Секрет “водохождения” раскрывается просто.
Между четвертым и пятым камнями, что торчат из воды за концом Постной косы, я
нащупала под водой обычную деревянную скамью. Она спрятана на мелководье,
положенная боком. Если установить ее на окованные железом ножки, то доска
приходится на дюйм ниже поверхности воды. Ночью, даже с малого расстояния,
непременно покажется, что расхаживающий по этой скамье запросто гуляет по
водам. Про “неземное сияние”, якобы окутывающее Василиска, достоверно ничего
утверждать не могу, однако полагаю, что сильный электрический фонарь, если
держать его за спиной и внезапно включить, даст примерно тот самый эффект:
четко обрисует силуэт и разольется в темноте ярким рассеянным светом. На
монахов, которые до смерти перепуганы “водохождением” и вряд ли когда-нибудь
видели электрическое освещение, этот нехитрый трюк должен производить изрядное
впечатление. Да, возможно, и не только на монахов, а на всякого человека с
воображением либо склонностью к мистике. Представьте: ночь, луна, неестественно
яркий свет, черная фигура без лица, парящая над водами. Я на суше-то ее
встретила, и то вся поледенела! Нет, это я уже перескакиваю и получается
“по-бабьи”. О своей встрече с “Василиском” я лучше потом напишу.

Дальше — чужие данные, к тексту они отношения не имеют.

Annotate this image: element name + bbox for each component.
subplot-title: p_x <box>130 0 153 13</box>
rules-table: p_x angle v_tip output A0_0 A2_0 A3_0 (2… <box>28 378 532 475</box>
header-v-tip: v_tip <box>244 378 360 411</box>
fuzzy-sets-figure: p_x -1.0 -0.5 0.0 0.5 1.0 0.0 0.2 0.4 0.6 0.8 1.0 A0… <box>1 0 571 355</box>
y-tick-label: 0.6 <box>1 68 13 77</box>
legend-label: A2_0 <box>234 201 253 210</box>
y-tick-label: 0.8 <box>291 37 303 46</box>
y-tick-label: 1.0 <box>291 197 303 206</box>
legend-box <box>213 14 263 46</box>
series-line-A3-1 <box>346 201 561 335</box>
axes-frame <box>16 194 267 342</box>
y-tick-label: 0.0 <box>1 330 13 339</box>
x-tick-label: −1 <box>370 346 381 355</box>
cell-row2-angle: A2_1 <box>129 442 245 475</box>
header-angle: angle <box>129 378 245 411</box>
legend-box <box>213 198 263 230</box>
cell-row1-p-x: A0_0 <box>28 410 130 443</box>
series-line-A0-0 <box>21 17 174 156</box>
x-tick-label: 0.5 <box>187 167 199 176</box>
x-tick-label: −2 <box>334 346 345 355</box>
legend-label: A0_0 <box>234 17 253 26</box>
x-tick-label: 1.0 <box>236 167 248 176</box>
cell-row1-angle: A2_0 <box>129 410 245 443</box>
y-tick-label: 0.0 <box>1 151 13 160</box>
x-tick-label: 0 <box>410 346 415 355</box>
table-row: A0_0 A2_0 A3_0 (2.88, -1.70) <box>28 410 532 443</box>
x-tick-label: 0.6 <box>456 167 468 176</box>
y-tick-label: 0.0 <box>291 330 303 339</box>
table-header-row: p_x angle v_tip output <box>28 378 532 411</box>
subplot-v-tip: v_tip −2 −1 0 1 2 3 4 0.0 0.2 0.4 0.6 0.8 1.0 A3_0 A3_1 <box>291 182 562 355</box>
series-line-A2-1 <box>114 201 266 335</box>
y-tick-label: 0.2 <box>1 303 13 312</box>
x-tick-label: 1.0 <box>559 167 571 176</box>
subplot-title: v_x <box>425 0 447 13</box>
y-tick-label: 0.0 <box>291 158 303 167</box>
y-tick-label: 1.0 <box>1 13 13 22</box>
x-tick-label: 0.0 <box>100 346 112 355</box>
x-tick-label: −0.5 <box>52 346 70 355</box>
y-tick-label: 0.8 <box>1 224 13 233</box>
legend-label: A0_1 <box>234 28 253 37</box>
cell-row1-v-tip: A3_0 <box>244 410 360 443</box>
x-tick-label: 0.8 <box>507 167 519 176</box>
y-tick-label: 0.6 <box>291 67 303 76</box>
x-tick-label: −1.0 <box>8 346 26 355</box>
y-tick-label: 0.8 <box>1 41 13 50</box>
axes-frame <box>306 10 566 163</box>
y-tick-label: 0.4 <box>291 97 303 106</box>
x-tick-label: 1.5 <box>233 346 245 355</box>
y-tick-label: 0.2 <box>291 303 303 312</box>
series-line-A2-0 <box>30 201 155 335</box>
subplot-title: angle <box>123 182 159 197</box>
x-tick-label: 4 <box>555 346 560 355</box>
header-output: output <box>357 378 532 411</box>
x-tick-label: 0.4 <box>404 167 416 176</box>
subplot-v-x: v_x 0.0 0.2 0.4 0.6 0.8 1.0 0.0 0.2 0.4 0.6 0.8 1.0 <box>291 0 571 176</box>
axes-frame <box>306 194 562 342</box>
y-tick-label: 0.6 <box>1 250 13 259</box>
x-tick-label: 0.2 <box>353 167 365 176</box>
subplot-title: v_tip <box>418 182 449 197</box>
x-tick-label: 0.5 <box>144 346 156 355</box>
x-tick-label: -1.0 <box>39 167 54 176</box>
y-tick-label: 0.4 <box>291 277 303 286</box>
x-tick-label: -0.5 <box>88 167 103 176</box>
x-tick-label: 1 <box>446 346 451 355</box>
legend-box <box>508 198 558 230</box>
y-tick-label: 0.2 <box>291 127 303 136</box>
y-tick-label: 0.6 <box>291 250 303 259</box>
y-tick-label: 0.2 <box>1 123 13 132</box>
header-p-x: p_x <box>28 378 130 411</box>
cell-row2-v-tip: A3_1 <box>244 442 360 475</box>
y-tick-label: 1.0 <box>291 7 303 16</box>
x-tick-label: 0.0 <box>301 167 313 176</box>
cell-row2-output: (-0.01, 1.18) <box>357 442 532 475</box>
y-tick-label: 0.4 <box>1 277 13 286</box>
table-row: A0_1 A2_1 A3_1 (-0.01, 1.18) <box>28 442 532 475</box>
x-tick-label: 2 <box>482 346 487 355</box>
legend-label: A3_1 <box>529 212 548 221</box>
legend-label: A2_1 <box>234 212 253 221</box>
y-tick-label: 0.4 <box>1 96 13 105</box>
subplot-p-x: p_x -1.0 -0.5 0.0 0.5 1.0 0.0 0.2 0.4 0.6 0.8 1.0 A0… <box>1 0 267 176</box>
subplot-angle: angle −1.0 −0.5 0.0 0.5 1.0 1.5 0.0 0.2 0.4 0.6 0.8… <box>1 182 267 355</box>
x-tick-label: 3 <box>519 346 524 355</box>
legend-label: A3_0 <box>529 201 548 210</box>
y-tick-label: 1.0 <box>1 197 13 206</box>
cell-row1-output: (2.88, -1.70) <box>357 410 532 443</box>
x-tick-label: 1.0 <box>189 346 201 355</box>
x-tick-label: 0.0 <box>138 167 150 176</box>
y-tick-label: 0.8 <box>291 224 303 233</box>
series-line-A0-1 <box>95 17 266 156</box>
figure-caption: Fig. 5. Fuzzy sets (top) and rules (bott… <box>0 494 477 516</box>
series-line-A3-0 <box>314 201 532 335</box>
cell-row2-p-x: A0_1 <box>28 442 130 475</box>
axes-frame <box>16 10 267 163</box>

Теперь про известную вам из Алешиного письма
избушку бакенщика, где погиб Феликс Станиславович и где лишились рассудка
Алексей Степанович и Матвей Бенционович.
Там злоумышленник проделал трюк похитрей, чем
на косе, но тоже обошлось без мистики.
Крест на стекле нацарапан обыкновенным железным
гвоздем – я нашла его в траве под окном. Когда преступник среди ночи показал в
окне схимнический колпак с дырками да заскрипел железом по стеклу, немудрено,
что у бедной жены бакенщика с перепугу случился выкидыш.
А с Вашими посланцами злодей поступал так.